Menacé d’interdiction aux Etats-Unis, TikTok contre-attaque en justice

Menacé d’interdiction aux Etats-Unis, TikTok contre-attaque en justice


TikTok a tenté, lundi 16 septembre, de convaincre un tribunal fédéral américain de l’inconstitutionnalité de la loi obligeant son propriétaire chinois à la céder, face à des juges circonspects.

Depuis que ce texte a été voté par le Congrès américain, en avril, le sort du réseau social, accusé de permettre aux autorités chinoises de collecter indûment les données des utilisateurs américains, est devenu un enjeu majeur du débat politique. La loi, promulguée par le président, Joe Biden, dispose que si la maison mère ByteDance n’a pas vendu TikTok d’ici au 19 janvier 2025, la plate-forme sera interdite sur le territoire américain.

Le candidat républicain à la présidence, Donald Trump, s’oppose de son côté à toute interdiction de la très populaire plate-forme, après avoir lui-même tenté de l’interdire en 2020, à la fin de son mandat.

La liberté d’expression en débat

ByteDance, la maison mère de TikTok, a déclaré qu’elle n’avait pas l’intention de se séparer de sa précieuse application. Le recours en justice est donc sa seule option pour survivre aux Etats-Unis.

« Cette loi est sans précédent », a affirmé, en ouverture, l’avocat de TikTok, Andrew Pincus. « Pour la première fois, le Congrès a expressément visé un organe américain », a-t-il ajouté, en référence à TikTok USA, filiale du groupe aux Etats-Unis. Ce dernier argument n’a pas semblé convaincre les magistrats, qui ont rappelé que le groupe avait un actionnaire majoritaire chinois et évoqué une jurisprudence abondante pour des groupements ou des organisations interdits par le passé.

Les juges du district de Columbia ont aussi interrogé l’avocat du département de la justice américain, Daniel Tenny, sur la possibilité que l’interdiction de la plate-forme enfreigne le premier amendement de la Constitution américaine, qui garantit la liberté d’expression. Ce dernier a répondu que TikTok étant contrôlé par une entreprise chinoise, la protection de la liberté d’expression telle que définie par le droit américain ne pouvait lui être appliquée.

« Après avoir écouté les présentations liminaires, je suis convaincu que ce dossier va finir devant la Cour suprême », a commenté Sarah Kreps, professeure à l’université de Cornell, citée par l’Agence France-Presse. « Les juges ont eu l’air sceptiques vis-à-vis des arguments de TikTok, a-t-elle observé.
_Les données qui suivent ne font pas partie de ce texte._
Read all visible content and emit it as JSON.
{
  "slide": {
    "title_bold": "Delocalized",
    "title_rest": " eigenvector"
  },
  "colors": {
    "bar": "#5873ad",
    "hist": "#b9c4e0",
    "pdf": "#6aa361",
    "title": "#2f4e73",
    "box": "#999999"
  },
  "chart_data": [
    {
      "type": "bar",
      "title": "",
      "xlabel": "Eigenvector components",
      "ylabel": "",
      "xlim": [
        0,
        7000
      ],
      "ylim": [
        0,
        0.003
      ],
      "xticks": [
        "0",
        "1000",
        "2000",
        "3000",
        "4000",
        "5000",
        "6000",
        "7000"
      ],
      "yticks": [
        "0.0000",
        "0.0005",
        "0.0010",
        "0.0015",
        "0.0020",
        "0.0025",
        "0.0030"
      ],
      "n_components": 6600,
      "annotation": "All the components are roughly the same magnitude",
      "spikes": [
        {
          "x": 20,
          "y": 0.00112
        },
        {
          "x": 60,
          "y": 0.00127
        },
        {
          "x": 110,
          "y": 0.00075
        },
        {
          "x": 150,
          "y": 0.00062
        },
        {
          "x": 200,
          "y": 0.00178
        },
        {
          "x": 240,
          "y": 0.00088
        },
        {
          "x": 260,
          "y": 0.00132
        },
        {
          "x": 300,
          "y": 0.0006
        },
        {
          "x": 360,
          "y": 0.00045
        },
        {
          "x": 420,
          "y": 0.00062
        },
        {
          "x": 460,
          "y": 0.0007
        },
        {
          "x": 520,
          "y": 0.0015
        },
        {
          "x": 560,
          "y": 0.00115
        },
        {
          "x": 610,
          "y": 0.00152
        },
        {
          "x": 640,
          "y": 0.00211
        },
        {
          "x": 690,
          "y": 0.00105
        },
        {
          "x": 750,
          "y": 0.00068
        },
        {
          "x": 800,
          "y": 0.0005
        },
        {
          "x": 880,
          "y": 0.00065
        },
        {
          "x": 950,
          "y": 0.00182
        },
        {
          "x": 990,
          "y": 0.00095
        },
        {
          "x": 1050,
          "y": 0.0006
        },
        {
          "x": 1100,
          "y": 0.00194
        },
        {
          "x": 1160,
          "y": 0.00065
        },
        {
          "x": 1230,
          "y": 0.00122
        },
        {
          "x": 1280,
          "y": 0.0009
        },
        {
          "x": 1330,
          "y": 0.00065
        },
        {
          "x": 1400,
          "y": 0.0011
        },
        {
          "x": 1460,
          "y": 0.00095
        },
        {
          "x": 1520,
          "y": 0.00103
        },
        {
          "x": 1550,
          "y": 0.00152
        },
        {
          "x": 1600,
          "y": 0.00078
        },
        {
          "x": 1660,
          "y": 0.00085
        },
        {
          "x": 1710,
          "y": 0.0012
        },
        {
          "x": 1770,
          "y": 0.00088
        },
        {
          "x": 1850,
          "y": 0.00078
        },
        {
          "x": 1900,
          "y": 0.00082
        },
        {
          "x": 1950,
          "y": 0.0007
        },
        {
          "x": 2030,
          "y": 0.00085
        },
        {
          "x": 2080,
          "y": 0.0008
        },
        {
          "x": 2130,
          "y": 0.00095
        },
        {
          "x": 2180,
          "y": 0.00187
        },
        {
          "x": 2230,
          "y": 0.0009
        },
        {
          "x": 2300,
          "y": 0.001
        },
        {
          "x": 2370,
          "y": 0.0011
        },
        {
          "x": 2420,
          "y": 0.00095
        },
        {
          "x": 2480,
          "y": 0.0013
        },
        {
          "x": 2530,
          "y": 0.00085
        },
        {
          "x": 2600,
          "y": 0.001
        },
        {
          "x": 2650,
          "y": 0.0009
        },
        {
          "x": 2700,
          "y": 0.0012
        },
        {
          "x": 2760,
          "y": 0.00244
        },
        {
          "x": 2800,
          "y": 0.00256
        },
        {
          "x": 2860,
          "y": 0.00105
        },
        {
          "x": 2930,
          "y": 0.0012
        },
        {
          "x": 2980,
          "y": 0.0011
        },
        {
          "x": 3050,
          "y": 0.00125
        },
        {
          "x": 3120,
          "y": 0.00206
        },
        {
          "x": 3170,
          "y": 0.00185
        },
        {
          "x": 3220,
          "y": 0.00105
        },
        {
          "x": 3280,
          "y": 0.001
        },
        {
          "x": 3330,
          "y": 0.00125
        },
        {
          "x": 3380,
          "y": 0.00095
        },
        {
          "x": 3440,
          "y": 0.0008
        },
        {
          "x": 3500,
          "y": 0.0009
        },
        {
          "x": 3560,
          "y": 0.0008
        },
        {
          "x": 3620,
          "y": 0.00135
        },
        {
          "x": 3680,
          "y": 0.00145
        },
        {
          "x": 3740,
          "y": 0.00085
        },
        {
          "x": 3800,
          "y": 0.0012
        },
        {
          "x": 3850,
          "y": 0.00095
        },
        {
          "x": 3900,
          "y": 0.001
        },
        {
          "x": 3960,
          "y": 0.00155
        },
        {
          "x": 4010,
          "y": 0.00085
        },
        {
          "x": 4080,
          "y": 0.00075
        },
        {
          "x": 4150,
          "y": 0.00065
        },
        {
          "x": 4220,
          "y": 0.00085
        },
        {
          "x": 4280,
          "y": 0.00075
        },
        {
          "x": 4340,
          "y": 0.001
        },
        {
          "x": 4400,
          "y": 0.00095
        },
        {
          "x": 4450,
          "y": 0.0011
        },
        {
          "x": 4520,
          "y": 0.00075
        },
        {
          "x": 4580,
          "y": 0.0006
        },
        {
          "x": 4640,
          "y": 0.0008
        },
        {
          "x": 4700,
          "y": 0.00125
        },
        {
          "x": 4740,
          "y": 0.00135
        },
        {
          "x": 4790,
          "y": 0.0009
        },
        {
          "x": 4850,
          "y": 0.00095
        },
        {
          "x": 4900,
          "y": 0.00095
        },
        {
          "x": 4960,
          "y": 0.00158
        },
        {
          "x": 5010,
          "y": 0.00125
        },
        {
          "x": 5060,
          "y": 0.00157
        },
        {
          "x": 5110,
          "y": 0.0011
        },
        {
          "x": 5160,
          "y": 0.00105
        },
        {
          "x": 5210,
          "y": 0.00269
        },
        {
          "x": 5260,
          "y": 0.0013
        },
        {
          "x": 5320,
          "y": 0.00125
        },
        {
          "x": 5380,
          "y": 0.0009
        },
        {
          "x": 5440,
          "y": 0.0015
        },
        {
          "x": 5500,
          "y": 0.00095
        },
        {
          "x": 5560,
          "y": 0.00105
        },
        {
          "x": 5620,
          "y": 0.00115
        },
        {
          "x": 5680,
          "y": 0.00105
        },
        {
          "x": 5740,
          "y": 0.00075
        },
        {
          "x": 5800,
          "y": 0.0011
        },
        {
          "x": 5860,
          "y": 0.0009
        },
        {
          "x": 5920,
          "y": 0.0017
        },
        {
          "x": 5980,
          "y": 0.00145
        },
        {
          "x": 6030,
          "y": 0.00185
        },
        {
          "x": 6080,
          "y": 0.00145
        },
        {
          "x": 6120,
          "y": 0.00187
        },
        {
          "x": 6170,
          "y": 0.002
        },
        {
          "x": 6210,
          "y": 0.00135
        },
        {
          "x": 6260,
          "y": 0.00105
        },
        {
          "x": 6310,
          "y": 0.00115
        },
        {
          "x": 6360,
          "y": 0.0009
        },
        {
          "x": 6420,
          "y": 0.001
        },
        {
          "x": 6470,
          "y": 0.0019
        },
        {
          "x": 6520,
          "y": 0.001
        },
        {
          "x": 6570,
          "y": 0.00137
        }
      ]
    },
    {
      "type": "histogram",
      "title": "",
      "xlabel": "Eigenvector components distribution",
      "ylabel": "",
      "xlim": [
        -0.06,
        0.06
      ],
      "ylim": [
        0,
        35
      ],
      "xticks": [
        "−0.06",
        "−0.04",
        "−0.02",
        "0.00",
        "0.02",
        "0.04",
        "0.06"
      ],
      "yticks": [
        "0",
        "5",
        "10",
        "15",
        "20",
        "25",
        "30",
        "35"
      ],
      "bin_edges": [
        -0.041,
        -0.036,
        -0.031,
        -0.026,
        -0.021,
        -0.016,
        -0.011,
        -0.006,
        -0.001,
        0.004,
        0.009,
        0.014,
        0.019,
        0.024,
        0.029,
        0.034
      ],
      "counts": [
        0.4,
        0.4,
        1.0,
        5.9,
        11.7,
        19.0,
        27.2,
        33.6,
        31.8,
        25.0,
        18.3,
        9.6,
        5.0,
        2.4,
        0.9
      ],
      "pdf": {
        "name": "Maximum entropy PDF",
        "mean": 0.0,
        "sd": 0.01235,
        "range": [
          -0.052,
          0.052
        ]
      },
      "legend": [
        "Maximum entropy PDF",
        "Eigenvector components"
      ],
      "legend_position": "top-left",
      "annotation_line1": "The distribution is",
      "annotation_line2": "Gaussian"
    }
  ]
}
Mais ils ont aussi soulevé des questions importantes sur le premier amendement et l’influence étrangère (…) auxquelles on n’a pas apporté de réponses claires. »

« Coquille vide »

TikTok affirme que « la Constitution est de notre côté », ajoutant que la loi ferait taire les voix de 170 millions d’Américains. « Il ne fait aucun doute que la loi entraînera la fermeture de TikTok d’ici au 19 janvier 2025 », plaide l’entreprise dans son recours, « réduisant au silence ceux qui utilisent la plate-forme pour communiquer d’une manière qui ne peut être reproduite ailleurs ». TikTok a également fait valoir que, même si la cession était possible, l’application « serait toujours réduite à une coquille vide, dépourvue de la technologie innovante qui adapte le contenu à chaque utilisateur ».

Le gouvernement américain rétorque que la loi porte sur des questions de sécurité nationale et non sur la liberté d’expression et que ByteDance ne peut se prévaloir des droits protégés par la Constitution. Les Etats-Unis estiment que ByteDance peut avoir à se conformer aux demandes du gouvernement chinois pour obtenir des données sur les utilisateurs américains. Les autorités américaines affirment aussi que le groupe acquiesce à des pressions pour censurer ou promouvoir certains contenus sur la plate-forme. TikTok nie ces accusations.

Les décrets de 2020 pour interdire TikTok de l’ancien président Donald Trump ont été bloqués par un juge fédéral, qui avait évoqué des raisons probablement exagérées et une violation potentielle du droit à la liberté d’expression. Depuis, le milliardaire républicain, très remonté contre Meta (Facebook, Instagram) et les autres grandes plates-formes qui l’ont temporairement banni pour incitation à la violence à la suite de l’assaut du Capitole, en 2021, a changé d’avis. « Pour tous ceux qui veulent sauver TikTok en Amérique, votez pour Trump », a-t-il déclaré dans une vidéo publiée la semaine dernière.